= Apollonia Kickius =

Scottish artist (1669 -1695)

Apollonia Kickius (1669 -1695) (or Kickieus or Kickeus) was a painter working in Scotland in the 17th century. She is one of only three women painters known to be working in Scotland prior to 1700 and is the sole woman in Scotland documented as working in the building trades from the 17th to mid 19th century.

== Early life ==
Apollonia Kickius may have been born in London, England but likely lived in Scotland from the age of 8. Her parents were the artist Edward Kickius (thought to be German or Dutch and also known as Everhardus Kickius or Everard Kick) and Apollonia Hardij of The Hague. Edward Kickius was working in London in the late 1660s and in Scotland from 1677. The family lived in the Canongate, Edinburgh. Apollonia Kickius seems to have stayed in Scotland while her father left Edinburgh to return to England by 1685 and her mother joined him in London in 1687.

== Career ==
In 1685 Kickius signed a receipt for money owing to her father for his painting work at Edinburgh Castle. This would indicate involvement in her father's business. She worked as a painter at Castle Lyon (now known as Castle Huntly) for the 1st Earl of Strathmore (for whom Mrs Morris, an English house painter, also worked). Kickius was probably a mural painter.

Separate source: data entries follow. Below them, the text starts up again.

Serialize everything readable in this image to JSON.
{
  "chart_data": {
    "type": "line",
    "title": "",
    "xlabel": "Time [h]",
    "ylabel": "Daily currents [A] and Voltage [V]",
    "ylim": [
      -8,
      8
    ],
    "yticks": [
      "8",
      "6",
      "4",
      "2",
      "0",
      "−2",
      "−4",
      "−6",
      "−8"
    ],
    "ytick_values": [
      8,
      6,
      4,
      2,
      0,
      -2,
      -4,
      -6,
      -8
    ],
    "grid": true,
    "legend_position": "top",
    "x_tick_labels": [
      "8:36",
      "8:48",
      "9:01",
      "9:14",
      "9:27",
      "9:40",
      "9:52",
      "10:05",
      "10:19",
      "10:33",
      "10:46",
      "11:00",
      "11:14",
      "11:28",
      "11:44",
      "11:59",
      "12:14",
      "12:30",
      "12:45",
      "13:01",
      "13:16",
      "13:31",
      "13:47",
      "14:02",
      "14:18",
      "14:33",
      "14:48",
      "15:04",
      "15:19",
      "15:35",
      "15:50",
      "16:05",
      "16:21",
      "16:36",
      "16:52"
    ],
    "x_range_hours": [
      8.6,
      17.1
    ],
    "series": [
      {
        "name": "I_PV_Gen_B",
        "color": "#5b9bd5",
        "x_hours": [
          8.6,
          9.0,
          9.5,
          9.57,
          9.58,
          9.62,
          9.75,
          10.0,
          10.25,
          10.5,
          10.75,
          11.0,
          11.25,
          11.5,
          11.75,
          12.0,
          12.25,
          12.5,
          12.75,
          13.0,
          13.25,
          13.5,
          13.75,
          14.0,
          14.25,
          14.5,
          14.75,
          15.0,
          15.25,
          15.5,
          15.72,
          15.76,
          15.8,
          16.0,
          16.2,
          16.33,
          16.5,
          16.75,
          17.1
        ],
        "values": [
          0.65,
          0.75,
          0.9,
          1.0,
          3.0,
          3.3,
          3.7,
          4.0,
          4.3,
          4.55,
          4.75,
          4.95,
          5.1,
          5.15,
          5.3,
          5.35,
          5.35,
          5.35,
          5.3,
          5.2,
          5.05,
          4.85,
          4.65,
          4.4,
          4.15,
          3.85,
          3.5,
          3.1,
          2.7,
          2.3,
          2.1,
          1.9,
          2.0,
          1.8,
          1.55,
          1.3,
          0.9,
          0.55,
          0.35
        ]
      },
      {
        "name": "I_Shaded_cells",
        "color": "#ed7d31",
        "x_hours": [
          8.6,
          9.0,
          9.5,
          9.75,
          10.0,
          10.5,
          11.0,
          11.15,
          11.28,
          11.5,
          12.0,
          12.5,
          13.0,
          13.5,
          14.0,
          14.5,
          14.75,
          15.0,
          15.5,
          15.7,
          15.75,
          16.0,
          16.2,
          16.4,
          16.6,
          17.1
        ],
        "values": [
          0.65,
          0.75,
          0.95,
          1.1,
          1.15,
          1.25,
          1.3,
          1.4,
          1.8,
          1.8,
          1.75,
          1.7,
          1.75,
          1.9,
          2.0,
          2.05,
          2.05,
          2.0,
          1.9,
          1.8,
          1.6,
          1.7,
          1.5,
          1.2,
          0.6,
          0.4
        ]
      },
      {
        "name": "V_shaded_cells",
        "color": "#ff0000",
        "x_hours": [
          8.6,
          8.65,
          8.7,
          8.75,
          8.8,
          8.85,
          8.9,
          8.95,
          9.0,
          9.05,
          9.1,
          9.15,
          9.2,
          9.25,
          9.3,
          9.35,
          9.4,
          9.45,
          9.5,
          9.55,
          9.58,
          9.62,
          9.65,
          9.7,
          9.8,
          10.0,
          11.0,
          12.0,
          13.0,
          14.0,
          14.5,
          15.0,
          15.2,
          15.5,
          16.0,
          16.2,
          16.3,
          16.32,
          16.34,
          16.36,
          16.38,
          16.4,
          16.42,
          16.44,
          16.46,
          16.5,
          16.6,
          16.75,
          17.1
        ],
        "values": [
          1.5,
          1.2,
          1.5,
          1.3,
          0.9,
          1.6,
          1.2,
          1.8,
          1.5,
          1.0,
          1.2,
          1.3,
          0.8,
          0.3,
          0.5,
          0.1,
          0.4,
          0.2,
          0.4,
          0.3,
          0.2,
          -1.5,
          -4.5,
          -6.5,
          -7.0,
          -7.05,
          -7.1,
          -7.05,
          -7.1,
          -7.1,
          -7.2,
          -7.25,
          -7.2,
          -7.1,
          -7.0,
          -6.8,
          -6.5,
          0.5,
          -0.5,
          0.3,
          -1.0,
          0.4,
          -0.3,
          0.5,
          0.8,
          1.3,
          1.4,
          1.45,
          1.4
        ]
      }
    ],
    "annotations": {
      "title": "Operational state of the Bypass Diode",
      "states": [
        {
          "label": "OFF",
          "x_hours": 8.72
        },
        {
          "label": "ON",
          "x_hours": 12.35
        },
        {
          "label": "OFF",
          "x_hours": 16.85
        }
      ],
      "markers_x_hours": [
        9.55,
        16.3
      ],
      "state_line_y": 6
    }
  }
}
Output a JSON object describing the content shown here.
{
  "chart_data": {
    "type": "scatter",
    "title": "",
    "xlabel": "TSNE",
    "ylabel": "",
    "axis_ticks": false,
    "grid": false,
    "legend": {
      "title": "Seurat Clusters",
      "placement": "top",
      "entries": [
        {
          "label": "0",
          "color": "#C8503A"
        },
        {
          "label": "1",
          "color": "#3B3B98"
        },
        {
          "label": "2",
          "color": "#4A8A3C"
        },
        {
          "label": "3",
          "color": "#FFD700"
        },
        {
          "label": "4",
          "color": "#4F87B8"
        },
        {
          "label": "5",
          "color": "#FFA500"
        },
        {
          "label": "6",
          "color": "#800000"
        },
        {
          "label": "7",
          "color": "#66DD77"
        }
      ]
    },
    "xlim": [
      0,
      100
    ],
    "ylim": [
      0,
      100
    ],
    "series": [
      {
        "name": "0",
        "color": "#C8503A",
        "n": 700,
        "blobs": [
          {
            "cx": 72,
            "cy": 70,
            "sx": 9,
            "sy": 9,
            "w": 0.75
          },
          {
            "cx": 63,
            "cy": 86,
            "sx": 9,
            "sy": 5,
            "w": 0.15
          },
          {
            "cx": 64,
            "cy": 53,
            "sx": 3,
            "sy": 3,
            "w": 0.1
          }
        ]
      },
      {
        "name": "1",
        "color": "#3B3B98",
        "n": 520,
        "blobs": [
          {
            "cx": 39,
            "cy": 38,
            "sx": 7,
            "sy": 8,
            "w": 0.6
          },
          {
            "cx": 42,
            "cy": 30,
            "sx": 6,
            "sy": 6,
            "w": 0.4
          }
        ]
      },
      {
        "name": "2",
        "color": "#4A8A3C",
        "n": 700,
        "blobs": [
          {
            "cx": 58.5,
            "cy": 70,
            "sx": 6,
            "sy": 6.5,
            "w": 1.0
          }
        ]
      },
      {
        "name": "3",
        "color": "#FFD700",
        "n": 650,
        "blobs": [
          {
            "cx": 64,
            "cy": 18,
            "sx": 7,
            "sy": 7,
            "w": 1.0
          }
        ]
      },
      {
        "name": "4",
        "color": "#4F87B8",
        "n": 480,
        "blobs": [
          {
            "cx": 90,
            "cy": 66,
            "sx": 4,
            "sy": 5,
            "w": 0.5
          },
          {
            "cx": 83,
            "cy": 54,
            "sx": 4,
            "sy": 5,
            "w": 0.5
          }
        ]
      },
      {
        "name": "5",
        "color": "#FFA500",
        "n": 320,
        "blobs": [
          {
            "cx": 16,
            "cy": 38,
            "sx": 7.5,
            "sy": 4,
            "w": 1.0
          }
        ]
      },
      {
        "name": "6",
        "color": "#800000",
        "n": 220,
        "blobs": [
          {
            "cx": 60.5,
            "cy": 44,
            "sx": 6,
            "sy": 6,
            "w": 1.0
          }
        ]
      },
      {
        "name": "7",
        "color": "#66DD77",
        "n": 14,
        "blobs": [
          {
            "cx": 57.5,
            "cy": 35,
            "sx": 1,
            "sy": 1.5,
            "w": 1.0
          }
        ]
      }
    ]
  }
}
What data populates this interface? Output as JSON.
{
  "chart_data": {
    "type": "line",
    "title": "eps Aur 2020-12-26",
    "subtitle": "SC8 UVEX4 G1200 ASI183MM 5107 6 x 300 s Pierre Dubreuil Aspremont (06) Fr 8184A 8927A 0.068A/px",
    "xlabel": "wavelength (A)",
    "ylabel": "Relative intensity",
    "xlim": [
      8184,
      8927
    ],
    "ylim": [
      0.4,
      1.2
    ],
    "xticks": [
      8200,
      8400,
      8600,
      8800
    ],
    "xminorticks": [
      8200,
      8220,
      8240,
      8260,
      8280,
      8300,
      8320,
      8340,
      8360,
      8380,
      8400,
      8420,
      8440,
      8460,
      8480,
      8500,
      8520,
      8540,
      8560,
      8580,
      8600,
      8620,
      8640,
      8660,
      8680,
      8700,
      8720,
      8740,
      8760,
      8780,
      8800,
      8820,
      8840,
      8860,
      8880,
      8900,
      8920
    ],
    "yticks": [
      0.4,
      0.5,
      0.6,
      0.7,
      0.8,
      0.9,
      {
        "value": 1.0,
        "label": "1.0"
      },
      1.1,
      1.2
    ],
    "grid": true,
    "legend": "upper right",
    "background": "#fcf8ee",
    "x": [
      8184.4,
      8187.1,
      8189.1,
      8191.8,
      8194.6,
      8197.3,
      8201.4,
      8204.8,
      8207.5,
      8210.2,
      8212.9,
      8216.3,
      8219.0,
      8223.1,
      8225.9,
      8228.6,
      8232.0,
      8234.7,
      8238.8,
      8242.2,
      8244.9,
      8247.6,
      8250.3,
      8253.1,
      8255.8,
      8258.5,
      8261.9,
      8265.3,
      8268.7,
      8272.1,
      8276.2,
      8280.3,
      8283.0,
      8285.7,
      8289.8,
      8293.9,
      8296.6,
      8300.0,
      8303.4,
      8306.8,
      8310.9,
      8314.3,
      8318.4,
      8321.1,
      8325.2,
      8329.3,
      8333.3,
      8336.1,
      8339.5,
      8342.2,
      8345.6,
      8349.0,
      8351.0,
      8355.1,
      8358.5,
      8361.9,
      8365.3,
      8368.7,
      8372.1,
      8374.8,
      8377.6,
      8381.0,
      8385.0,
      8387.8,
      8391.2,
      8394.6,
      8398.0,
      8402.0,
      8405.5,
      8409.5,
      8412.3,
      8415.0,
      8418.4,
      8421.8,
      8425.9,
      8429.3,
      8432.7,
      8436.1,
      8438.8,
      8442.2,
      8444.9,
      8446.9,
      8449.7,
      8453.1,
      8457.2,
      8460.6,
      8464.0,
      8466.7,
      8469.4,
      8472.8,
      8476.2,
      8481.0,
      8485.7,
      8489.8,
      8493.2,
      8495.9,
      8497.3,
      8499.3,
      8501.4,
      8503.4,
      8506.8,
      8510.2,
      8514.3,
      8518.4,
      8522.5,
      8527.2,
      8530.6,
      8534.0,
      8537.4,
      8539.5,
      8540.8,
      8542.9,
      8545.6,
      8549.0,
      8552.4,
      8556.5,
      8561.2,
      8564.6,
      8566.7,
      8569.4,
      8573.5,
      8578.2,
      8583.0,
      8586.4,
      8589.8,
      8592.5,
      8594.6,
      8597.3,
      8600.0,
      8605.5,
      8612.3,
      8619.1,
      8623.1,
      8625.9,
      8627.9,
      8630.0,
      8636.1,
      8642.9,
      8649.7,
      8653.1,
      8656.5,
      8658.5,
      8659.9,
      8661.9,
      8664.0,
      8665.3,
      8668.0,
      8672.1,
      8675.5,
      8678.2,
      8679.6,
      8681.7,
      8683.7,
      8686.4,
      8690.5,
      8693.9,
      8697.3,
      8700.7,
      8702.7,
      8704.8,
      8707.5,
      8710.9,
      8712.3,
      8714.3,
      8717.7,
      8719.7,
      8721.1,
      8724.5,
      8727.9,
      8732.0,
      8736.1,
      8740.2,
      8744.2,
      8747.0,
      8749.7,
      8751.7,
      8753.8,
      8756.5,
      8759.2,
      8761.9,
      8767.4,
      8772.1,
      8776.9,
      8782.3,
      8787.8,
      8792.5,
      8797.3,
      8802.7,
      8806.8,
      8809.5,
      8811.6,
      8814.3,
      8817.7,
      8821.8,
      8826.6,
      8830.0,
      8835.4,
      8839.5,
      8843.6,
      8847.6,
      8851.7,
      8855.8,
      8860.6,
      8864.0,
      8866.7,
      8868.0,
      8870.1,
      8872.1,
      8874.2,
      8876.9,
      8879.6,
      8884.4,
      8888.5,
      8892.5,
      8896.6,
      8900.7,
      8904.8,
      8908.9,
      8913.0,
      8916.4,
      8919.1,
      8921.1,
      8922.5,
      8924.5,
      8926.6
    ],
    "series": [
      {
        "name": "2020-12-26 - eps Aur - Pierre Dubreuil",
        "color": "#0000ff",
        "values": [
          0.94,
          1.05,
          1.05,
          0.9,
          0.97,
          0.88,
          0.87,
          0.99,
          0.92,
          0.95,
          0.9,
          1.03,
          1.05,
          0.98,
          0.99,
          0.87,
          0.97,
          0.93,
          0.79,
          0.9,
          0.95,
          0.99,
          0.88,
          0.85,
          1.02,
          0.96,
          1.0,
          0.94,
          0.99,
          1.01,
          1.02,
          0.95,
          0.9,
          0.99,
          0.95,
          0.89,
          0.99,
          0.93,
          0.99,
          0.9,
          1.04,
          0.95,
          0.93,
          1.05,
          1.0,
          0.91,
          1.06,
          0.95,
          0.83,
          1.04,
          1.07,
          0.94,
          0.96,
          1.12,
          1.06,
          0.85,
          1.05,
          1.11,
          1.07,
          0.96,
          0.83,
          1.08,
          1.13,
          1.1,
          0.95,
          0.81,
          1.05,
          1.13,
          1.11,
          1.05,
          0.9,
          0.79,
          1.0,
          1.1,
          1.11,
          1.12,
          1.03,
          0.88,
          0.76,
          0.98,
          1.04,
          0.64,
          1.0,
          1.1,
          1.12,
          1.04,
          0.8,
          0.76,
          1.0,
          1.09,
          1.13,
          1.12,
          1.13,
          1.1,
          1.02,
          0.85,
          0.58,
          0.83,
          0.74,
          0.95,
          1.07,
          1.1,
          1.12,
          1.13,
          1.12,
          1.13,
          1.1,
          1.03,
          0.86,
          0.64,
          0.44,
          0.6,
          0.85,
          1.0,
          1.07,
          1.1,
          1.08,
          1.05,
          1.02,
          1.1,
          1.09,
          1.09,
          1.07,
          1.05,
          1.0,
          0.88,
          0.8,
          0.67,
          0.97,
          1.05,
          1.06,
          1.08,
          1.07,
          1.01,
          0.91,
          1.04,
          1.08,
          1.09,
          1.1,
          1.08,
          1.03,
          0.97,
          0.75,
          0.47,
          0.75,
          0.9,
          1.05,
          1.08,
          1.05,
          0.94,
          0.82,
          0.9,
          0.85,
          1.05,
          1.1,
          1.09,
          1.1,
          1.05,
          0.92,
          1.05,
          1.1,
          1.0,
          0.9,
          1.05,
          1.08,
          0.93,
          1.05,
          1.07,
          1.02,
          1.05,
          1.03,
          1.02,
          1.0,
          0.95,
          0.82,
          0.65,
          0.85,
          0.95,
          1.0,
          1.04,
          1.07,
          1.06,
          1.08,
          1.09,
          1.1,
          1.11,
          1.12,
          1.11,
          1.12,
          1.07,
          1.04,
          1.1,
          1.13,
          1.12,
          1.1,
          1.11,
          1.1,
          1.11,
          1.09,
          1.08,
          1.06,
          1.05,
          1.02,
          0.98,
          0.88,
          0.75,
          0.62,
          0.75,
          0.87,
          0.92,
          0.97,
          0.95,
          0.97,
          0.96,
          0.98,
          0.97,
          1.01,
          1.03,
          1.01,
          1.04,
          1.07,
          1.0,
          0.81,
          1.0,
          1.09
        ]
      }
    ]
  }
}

Apted and Hannabuss' biographical inventory of painters in Scotland prior to 1700 documents only three women amongst many men: Apollonia Kickius, Esther Inglis and 'Mrs Morris'. Kickius is the only woman working in Scotland in Hewlings' list of women working in the building trades from 1600 to 1850.

== Death ==
Kickius died on 13 September 1695. Her tombstone in Longforgan Church (not far from Castle Lyon) notes her skill as a painter and that she was married:

Interred lyes under this stone
The comely virtuous Apollone
Kickieus, a rare yea matchless one.
Exemplar for a godly life,
A constant modest loving wife.
In paintrie strange who shew more skill
Than ere Apelles could, yet still,
Tho fam'd & prais'd much, most humble.
The heavens bereav'd us of this bliss,
Now great's her gain, ah sad's our loss.